Telomir Pharmaceuticals, Inc. (NASDAQ: TELO) today announced new in vitro pharmacology results demonstrating that Telomir-1 potently inhibits three members of the KDM5 histone demethylase family. Histone demethylases are upstream gene regulators that cancers exploit to silence tumor suppressors and activate inflammatory programs.
In cancer and aging, the silencing of protective genes occurs through two major mechanisms. First, histone demethylases act as switches: proteins of the KDM5 family erase activation marks from tumor suppressor genes and remove repressive marks from genes that drive proliferation and inflammation. Together, these enzymes disable cell-protective pathways and enhance harmful ones. Second, DNA methylation then reinforces the silencing by adding chemical tags to gene promoters, locking tumor suppressors in an inactive state making the silence durable and heritable as cells divide.

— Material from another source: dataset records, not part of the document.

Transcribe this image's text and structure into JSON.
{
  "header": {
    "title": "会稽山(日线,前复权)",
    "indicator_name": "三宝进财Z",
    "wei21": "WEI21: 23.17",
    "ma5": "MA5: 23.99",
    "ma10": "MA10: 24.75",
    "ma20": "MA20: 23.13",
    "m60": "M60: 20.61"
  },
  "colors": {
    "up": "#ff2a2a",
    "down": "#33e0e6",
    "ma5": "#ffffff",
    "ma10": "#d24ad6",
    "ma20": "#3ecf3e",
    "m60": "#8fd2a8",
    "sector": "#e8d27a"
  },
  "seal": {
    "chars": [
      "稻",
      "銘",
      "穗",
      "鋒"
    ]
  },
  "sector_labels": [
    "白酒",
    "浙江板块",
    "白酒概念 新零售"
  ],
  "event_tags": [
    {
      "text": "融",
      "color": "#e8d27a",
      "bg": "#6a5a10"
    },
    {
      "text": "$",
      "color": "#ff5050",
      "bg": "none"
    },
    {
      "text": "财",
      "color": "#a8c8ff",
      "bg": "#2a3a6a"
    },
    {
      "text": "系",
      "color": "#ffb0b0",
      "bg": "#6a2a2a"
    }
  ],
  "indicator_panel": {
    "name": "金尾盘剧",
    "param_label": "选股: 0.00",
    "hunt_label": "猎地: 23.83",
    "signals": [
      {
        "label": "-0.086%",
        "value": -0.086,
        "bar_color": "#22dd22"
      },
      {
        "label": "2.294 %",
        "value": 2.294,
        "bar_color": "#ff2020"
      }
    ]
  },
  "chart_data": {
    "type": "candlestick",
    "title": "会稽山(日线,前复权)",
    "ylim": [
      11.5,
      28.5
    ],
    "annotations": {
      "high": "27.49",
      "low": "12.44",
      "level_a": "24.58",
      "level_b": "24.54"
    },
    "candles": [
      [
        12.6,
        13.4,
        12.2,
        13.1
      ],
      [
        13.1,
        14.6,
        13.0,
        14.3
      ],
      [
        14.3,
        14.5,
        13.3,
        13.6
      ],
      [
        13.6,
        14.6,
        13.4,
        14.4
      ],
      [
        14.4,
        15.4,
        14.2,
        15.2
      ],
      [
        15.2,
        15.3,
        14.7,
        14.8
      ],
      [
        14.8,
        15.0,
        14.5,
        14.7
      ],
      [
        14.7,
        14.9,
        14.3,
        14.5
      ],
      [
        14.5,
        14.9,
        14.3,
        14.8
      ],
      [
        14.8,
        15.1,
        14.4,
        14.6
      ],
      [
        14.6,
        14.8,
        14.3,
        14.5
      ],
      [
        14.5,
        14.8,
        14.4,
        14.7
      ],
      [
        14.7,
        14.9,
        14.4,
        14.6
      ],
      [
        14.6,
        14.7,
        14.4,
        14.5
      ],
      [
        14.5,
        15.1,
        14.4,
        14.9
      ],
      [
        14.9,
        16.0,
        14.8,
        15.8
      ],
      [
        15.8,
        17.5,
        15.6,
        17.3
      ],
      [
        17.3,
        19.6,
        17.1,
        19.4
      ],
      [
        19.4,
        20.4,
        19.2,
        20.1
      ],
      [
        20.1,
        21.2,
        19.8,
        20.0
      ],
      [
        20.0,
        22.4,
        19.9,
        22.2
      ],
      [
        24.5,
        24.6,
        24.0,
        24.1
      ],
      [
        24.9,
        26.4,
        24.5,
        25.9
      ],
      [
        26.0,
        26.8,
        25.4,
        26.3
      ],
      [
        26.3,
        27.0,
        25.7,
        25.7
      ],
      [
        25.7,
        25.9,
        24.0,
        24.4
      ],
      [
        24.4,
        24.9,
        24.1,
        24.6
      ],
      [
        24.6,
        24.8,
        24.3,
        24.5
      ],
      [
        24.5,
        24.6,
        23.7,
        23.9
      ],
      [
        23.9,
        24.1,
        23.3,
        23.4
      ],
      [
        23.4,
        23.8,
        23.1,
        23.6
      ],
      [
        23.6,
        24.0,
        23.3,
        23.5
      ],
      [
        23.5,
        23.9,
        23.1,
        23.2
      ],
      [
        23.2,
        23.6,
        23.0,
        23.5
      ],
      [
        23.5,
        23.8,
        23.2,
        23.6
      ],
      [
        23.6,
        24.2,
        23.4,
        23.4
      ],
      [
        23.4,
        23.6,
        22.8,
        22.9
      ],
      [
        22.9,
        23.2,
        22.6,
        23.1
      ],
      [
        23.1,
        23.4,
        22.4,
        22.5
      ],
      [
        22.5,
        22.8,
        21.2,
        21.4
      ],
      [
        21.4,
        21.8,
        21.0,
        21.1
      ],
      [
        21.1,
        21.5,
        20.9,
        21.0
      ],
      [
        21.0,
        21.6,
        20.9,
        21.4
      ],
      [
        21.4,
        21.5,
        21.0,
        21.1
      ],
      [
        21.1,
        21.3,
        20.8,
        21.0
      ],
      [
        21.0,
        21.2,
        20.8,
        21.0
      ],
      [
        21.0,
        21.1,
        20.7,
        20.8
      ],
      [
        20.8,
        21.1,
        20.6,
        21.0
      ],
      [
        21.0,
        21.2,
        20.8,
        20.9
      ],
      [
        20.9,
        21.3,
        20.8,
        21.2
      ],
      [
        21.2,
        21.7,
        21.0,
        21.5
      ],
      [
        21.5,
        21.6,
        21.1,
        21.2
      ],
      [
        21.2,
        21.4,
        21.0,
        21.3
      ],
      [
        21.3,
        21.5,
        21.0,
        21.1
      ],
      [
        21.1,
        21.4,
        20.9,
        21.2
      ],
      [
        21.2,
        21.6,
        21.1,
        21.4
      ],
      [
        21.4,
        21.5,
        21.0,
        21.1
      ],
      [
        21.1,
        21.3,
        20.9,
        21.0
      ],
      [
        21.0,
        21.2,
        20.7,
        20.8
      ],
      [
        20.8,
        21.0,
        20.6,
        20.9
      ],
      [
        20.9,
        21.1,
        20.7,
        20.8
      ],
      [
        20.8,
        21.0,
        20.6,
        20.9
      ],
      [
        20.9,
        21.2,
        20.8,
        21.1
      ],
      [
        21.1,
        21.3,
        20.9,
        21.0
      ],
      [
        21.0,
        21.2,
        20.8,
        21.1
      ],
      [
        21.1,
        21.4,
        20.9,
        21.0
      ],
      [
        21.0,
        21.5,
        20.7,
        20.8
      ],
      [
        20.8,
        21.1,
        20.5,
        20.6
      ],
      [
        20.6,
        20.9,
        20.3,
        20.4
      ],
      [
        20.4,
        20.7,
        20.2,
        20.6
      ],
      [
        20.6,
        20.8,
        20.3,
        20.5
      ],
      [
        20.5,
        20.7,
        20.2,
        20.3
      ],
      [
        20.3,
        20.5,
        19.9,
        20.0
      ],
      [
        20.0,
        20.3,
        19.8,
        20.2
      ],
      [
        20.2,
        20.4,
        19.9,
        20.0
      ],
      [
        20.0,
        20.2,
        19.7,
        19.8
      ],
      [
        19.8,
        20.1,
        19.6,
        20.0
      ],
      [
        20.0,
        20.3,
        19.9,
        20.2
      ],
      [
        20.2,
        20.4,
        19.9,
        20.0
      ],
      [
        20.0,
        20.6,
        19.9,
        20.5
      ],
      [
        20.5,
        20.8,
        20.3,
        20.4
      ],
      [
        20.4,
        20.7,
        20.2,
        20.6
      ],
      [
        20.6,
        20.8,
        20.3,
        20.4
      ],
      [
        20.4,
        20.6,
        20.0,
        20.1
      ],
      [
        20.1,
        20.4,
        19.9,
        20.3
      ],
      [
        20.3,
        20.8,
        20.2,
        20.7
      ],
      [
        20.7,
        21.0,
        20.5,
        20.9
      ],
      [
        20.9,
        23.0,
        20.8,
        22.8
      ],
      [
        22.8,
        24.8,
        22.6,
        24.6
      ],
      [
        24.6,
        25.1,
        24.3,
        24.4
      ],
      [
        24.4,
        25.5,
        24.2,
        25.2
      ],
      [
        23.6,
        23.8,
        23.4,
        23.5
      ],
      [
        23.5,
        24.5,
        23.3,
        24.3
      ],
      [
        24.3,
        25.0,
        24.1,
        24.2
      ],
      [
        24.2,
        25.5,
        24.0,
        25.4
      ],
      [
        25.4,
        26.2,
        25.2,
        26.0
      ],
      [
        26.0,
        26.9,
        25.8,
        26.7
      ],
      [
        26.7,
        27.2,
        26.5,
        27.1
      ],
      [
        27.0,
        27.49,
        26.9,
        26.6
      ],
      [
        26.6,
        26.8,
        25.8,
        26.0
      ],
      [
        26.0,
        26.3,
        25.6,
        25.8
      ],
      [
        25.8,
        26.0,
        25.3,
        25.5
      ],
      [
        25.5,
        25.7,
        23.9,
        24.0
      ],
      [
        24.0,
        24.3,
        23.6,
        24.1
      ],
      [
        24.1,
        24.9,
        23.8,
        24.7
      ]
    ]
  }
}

In the new in vitro studies carried out by Eurofins Discovery, Telomir-1 inhibited three members of the KDM5 family, thereby blocking the silencing of protective genes and preventing the activation of harmful inflammatory pathways.
In addition to these findings, Telomir-1 has previously demonstrated activity across other families of histone demethylases, including UTX (KDM6A), JMJD3 (KDM6B), FBXL10 (KDM2B), and FBXL11 (KDM2A). These enzymes are associated with cancer progression, stemness, immune evasion, and age-related decline. Telomir-1 was also shown to spare broad acetyltransferases such as GCN5L2, which are associated with systemic toxicity when inhibited.
In other previously reported in vivo prostate cancer studies, Telomir-1 reduced abnormal DNA methylation and reactivated tumor suppressors such as CDKN2A and STAT1, with greater activity than chemotherapy and rapamycin.
Taken together, these results indicate that Telomir-1 has demonstrated broad-spectrum activity across both DNA methylation and several histone demethylation pathways, the two fundamental axes of epigenetic control. The company continues to advance IND-enabling studies and GMP scale-up of Telomir-1, with additional preclinical evaluations ongoing across aggressive cancers and models of aging.